Despite a mixed week for equities, the S&P 500 set new records on Friday, closing above 3,000 for the first time at 3,013.77. US equities gained +0.4% in Sterling terms, with all other major regions down. Emerging Market equities fell the most, down -1.2%, European equities lost -1.0%, Japanese Equities -0.9% and UK equities -0.6%. It was also a mixed week for the Pound, up +0.4% vs the US Dollar, however marginally down vs the Euro. There was a notable rise in global bond yields last week, UK 10Y Gilt yields up +9.7bps and US 10Y Treasury yields up +8.8bps. Overall Gilts were down -0.7% and Corporate Bonds -0.4%. Gold and Oil continued to perform well, up +1.2% and +5.0% respectively in USD terms.

CIO Analysis

Although China’s GDP of 6.2% suggests that growth is slowing in the world’s second largest economy, Asian markets were fairly sanguine about the announcement, which was largely in line with expectations. The figure was the lowest in the 27 years that China has been releasing the information, which may sound concerning. However it needs to be understood that this growth rate is based on a much larger economy than in past years, so that the actual nominal level of growth in output continues to rise.
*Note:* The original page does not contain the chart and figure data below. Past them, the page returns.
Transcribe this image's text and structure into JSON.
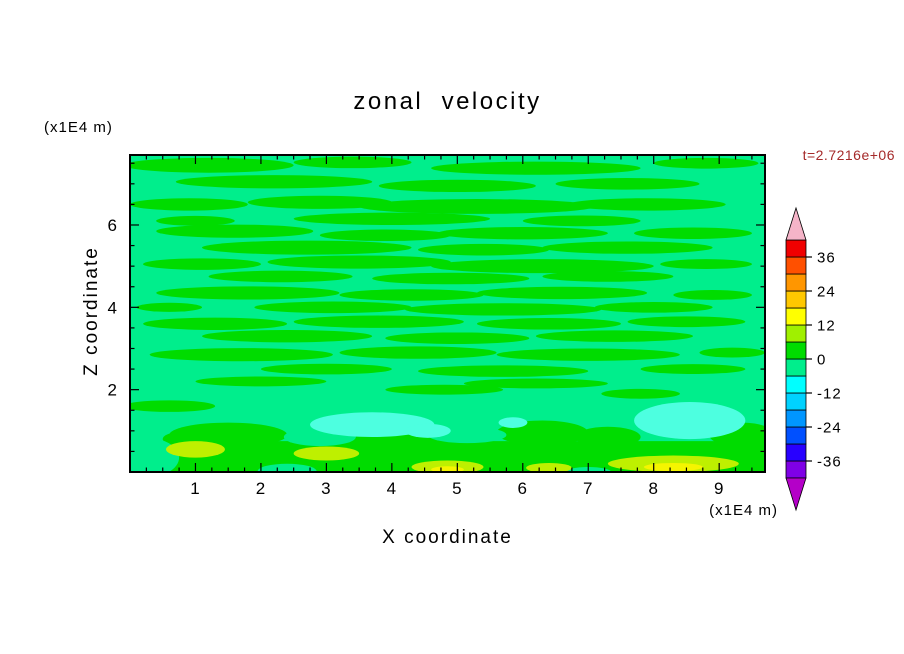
{
  "header": {
    "title": "zonal  velocity",
    "timestamp": "t=2.7216e+06"
  },
  "axes": {
    "x_label": "X coordinate",
    "y_label": "Z coordinate",
    "x_units": "(x1E4 m)",
    "y_units": "(x1E4 m)"
  },
  "colors": {
    "timestamp_color": "#A52A2A",
    "frame_color": "#000000",
    "background": "#ffffff"
  },
  "chart_data": {
    "type": "filled_contour",
    "title": "zonal velocity",
    "xlabel": "X coordinate",
    "ylabel": "Z coordinate",
    "x_units": "(x1E4 m)",
    "y_units": "(x1E4 m)",
    "time_annotation": "t=2.7216e+06",
    "xlim": [
      0,
      9.7
    ],
    "ylim": [
      0,
      7.7
    ],
    "x_ticks": [
      1,
      2,
      3,
      4,
      5,
      6,
      7,
      8,
      9
    ],
    "y_ticks": [
      2,
      4,
      6
    ],
    "x_minor_step": 0.25,
    "y_minor_step": 0.5,
    "grid": false,
    "legend_position": "right-colorbar",
    "colorbar": {
      "ticks": [
        36,
        24,
        12,
        0,
        -12,
        -24,
        -36
      ],
      "level_min": -42,
      "level_max": 42,
      "level_step": 6,
      "colors_bottom_to_top": [
        "#7F00E6",
        "#2800FF",
        "#0050FF",
        "#0096FF",
        "#00D2FF",
        "#00FFFF",
        "#00EE8C",
        "#00DC00",
        "#A0F000",
        "#FFFF00",
        "#FFC800",
        "#FF9600",
        "#FF5000",
        "#F00000"
      ],
      "under_arrow_color": "#B400C8",
      "over_arrow_color": "#F5B4C8"
    },
    "field": {
      "description": "Zonal velocity cross-section; mostly between -6 and 6 (spring-green background -6..0 with horizontal green 0..6 streaks). Bottom boundary layer (z<1) is a green band holding yellow-green 6..12 and yellow 12..18 maxima; cyan patches near z~1 reach -12..-6.",
      "background_color": "#00EE8C",
      "background_level_range": [
        -6,
        0
      ],
      "layers": [
        {
          "name": "green-streak",
          "level_range": [
            0,
            6
          ],
          "color": "#00DC00",
          "ellipses": [
            [
              1.2,
              7.45,
              1.3,
              0.18
            ],
            [
              3.4,
              7.52,
              0.9,
              0.14
            ],
            [
              6.2,
              7.38,
              1.6,
              0.16
            ],
            [
              8.8,
              7.5,
              0.8,
              0.13
            ],
            [
              2.2,
              7.05,
              1.5,
              0.16
            ],
            [
              5.0,
              6.95,
              1.2,
              0.15
            ],
            [
              7.6,
              7.0,
              1.1,
              0.14
            ],
            [
              0.9,
              6.5,
              0.9,
              0.15
            ],
            [
              2.9,
              6.55,
              1.1,
              0.16
            ],
            [
              5.3,
              6.45,
              1.8,
              0.18
            ],
            [
              7.9,
              6.5,
              1.2,
              0.15
            ],
            [
              4.0,
              6.15,
              1.5,
              0.15
            ],
            [
              6.9,
              6.1,
              0.9,
              0.13
            ],
            [
              1.0,
              6.1,
              0.6,
              0.12
            ],
            [
              1.6,
              5.85,
              1.2,
              0.16
            ],
            [
              3.9,
              5.75,
              1.0,
              0.14
            ],
            [
              6.0,
              5.8,
              1.3,
              0.15
            ],
            [
              8.6,
              5.8,
              0.9,
              0.14
            ],
            [
              2.7,
              5.45,
              1.6,
              0.17
            ],
            [
              5.4,
              5.4,
              1.0,
              0.14
            ],
            [
              7.6,
              5.45,
              1.3,
              0.15
            ],
            [
              1.1,
              5.05,
              0.9,
              0.14
            ],
            [
              3.5,
              5.1,
              1.4,
              0.16
            ],
            [
              6.3,
              5.0,
              1.7,
              0.17
            ],
            [
              8.8,
              5.05,
              0.7,
              0.12
            ],
            [
              2.3,
              4.75,
              1.1,
              0.14
            ],
            [
              4.9,
              4.7,
              1.2,
              0.14
            ],
            [
              7.3,
              4.75,
              1.0,
              0.13
            ],
            [
              1.8,
              4.35,
              1.4,
              0.16
            ],
            [
              4.3,
              4.3,
              1.1,
              0.14
            ],
            [
              6.6,
              4.35,
              1.3,
              0.15
            ],
            [
              8.9,
              4.3,
              0.6,
              0.12
            ],
            [
              3.1,
              4.0,
              1.2,
              0.14
            ],
            [
              5.7,
              3.95,
              1.5,
              0.15
            ],
            [
              8.0,
              4.0,
              0.9,
              0.13
            ],
            [
              0.6,
              4.0,
              0.5,
              0.11
            ],
            [
              1.3,
              3.6,
              1.1,
              0.15
            ],
            [
              3.8,
              3.65,
              1.3,
              0.15
            ],
            [
              6.4,
              3.6,
              1.1,
              0.14
            ],
            [
              8.5,
              3.65,
              0.9,
              0.13
            ],
            [
              2.4,
              3.3,
              1.3,
              0.15
            ],
            [
              5.0,
              3.25,
              1.1,
              0.14
            ],
            [
              7.4,
              3.3,
              1.2,
              0.14
            ],
            [
              1.7,
              2.85,
              1.4,
              0.16
            ],
            [
              4.4,
              2.9,
              1.2,
              0.15
            ],
            [
              7.0,
              2.85,
              1.4,
              0.15
            ],
            [
              9.2,
              2.9,
              0.5,
              0.12
            ],
            [
              3.0,
              2.5,
              1.0,
              0.13
            ],
            [
              5.7,
              2.45,
              1.3,
              0.14
            ],
            [
              8.6,
              2.5,
              0.8,
              0.12
            ],
            [
              2.0,
              2.2,
              1.0,
              0.12
            ],
            [
              6.2,
              2.15,
              1.1,
              0.12
            ],
            [
              0.6,
              1.6,
              0.7,
              0.14
            ],
            [
              4.8,
              2.0,
              0.9,
              0.12
            ],
            [
              7.8,
              1.9,
              0.6,
              0.12
            ]
          ]
        },
        {
          "name": "green-bottom-band",
          "level_range": [
            0,
            6
          ],
          "color": "#00DC00",
          "rects": [
            [
              0,
              0,
              9.7,
              0.75
            ]
          ],
          "ellipses": [
            [
              1.5,
              0.9,
              0.9,
              0.3
            ],
            [
              4.2,
              0.8,
              1.2,
              0.28
            ],
            [
              6.3,
              0.95,
              0.7,
              0.3
            ],
            [
              7.3,
              0.85,
              0.5,
              0.25
            ],
            [
              9.35,
              0.9,
              0.5,
              0.3
            ],
            [
              0.9,
              0.8,
              0.4,
              0.2
            ]
          ]
        },
        {
          "name": "spring-green-notch",
          "level_range": [
            -6,
            0
          ],
          "color": "#00EE8C",
          "ellipses": [
            [
              0.2,
              0.35,
              0.55,
              0.5
            ],
            [
              2.9,
              0.85,
              0.55,
              0.22
            ],
            [
              5.15,
              0.9,
              0.6,
              0.2
            ],
            [
              2.4,
              0.02,
              0.45,
              0.18
            ],
            [
              7.0,
              0.0,
              0.35,
              0.12
            ]
          ]
        },
        {
          "name": "cyan-patch",
          "level_range": [
            -12,
            -6
          ],
          "color": "#4DFFE0",
          "ellipses": [
            [
              3.7,
              1.15,
              0.95,
              0.3
            ],
            [
              4.55,
              1.0,
              0.35,
              0.17
            ],
            [
              8.55,
              1.25,
              0.85,
              0.45
            ],
            [
              5.85,
              1.2,
              0.22,
              0.13
            ]
          ]
        },
        {
          "name": "yellow-green-patch",
          "level_range": [
            6,
            12
          ],
          "color": "#BEF000",
          "ellipses": [
            [
              1.0,
              0.55,
              0.45,
              0.2
            ],
            [
              3.0,
              0.45,
              0.5,
              0.17
            ],
            [
              4.85,
              0.12,
              0.55,
              0.16
            ],
            [
              6.4,
              0.1,
              0.35,
              0.12
            ],
            [
              8.3,
              0.2,
              1.0,
              0.2
            ]
          ]
        },
        {
          "name": "yellow-patch",
          "level_range": [
            12,
            18
          ],
          "color": "#F5F500",
          "ellipses": [
            [
              8.3,
              0.12,
              0.45,
              0.1
            ],
            [
              4.85,
              0.06,
              0.25,
              0.08
            ]
          ]
        }
      ]
    }
  }
}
Although news out of China is not too concerning, there are data points that are more so. Industrial production in Germany fell -3.7% in May, while in the US the NFIB Small Business Optimism Index dropped to 103.1 from 105 last month. Central banks appear to be becoming more dovish, with the Federal Reserve almost certain to cut interest rates at the next meeting this month, while minutes from the ECB’s Governing Council meeting included a raft of measures that can be taken if the European economy goes through a ‘soft patch’. All told there are signs that global growth is slowing, and that we may be returning to a ‘lower for longer’ reality, where global growth and interest rates remain subdued by historical standards.